所以，我认为可以肯定地说 boost multi_array 的表现相当不错。没有什么比单循环评估更好的了，但是根据数组的维度，boost::multi_array 可能会击败具有双循环的标准 c 数组。

score 2 · Accepted Answer

2

要尝试的另一件事是使用迭代器而不是 boost 数组的直接索引。

于 2009-01-15T14:24:49.277 回答

score 2 · Accepted Answer

我本来希望多阵列同样有效。但是我在使用 gcc 的 PPC Mac 上得到了类似的结果。我还尝试了 multiarrayref，这样两个版本都使用相同的存储，没有区别。很高兴知道这一点，因为我在一些代码中使用了多数组，并且只是假设它类似于手动编码。

score 1 · Accepted Answer

我想我知道问题是什么……也许吧。

为了使 boost 实现具有如下语法：matrix[x][y]。这意味着 matrix[x] 必须返回对对象的引用，该对象的作用类似于一维数组column，此时 reference[y] 为您提供元素。

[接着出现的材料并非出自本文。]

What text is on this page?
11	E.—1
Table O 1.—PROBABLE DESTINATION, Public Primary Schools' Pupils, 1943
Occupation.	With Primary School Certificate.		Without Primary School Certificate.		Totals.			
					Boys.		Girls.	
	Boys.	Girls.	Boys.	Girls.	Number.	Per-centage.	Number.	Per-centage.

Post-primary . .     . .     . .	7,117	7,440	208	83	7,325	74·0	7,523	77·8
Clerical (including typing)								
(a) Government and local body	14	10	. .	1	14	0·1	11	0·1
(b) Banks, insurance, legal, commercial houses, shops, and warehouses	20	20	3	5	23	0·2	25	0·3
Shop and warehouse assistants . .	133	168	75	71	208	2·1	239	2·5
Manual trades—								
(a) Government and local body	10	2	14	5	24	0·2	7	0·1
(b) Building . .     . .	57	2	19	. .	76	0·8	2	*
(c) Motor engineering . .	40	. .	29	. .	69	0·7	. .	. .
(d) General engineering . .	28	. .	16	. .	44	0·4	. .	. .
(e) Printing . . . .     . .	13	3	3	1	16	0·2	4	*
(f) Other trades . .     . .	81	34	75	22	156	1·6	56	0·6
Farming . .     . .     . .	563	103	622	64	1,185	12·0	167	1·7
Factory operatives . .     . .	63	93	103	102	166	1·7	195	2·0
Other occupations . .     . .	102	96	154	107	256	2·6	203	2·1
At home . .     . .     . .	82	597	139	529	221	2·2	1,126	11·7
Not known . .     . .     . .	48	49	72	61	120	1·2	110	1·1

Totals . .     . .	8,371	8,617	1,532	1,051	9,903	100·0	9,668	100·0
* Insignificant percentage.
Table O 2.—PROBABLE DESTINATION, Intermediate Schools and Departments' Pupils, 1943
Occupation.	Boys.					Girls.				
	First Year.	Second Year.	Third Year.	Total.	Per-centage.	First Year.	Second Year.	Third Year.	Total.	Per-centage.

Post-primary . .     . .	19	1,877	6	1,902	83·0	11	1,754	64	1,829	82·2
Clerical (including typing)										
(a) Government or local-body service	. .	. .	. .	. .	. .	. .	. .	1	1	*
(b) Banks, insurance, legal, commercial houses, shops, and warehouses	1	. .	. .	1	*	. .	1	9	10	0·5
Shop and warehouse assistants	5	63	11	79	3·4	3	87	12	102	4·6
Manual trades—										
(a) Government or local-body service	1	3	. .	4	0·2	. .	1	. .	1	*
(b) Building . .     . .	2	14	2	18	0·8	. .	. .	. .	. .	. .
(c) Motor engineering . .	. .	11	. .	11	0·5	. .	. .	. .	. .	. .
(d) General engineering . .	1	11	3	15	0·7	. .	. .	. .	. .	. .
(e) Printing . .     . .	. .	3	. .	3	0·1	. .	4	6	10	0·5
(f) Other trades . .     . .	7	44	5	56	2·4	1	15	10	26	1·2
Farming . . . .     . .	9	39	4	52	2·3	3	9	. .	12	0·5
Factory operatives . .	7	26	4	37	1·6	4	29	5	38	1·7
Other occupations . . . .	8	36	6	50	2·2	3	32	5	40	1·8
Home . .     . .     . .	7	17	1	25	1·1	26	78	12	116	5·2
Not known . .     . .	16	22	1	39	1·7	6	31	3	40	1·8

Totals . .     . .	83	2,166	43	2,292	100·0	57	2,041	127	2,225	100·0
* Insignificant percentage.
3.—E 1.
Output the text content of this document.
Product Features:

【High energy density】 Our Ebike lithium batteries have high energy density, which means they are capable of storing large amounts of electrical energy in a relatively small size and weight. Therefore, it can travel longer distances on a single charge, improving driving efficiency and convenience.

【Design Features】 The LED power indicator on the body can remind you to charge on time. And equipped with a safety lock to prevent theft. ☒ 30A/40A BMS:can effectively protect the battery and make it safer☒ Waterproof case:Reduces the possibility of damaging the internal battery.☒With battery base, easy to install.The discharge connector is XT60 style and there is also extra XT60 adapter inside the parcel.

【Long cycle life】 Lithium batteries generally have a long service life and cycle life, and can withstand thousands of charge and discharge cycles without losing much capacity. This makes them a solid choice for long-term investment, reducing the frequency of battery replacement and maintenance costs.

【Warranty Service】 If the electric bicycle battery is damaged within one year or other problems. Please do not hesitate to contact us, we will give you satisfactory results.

这里的问题是您以行主要顺序进行迭代（这在 c/c++ 中很典型，因为本机数组是行主要 IIRC。在这种情况下，编译器必须为每个 y 重新执行 matrix[x]。如果您在使用 boost 矩阵时的列主顺序，您可能会看到更好的性能。

只是一个理论。

编辑：在我的 linux 系统上（有一些小的改动）我测试了我的理论，并且通过切换 x 和 y 确实显示了一些性能改进，但它仍然比本机数组慢。这可能是编译器无法优化临时引用类型的简单问题。

score 1 · Accepted Answer

在发布模式下构建，使用 objdump，然后查看程序集。他们可能正在做完全不同的事情，您将能够看到编译器正在使用哪些优化。

score 1 · Accepted Answer

在这里提出并回答了类似的问题：

http://www.codeguru.com/forum/archive/index.php/t-300014.html

简短的回答是编译器最容易优化简单数组，而不是优化 Boost 版本那么容易。因此，特定的编译器可能不会为 Boost 版本提供所有相同的优化优势。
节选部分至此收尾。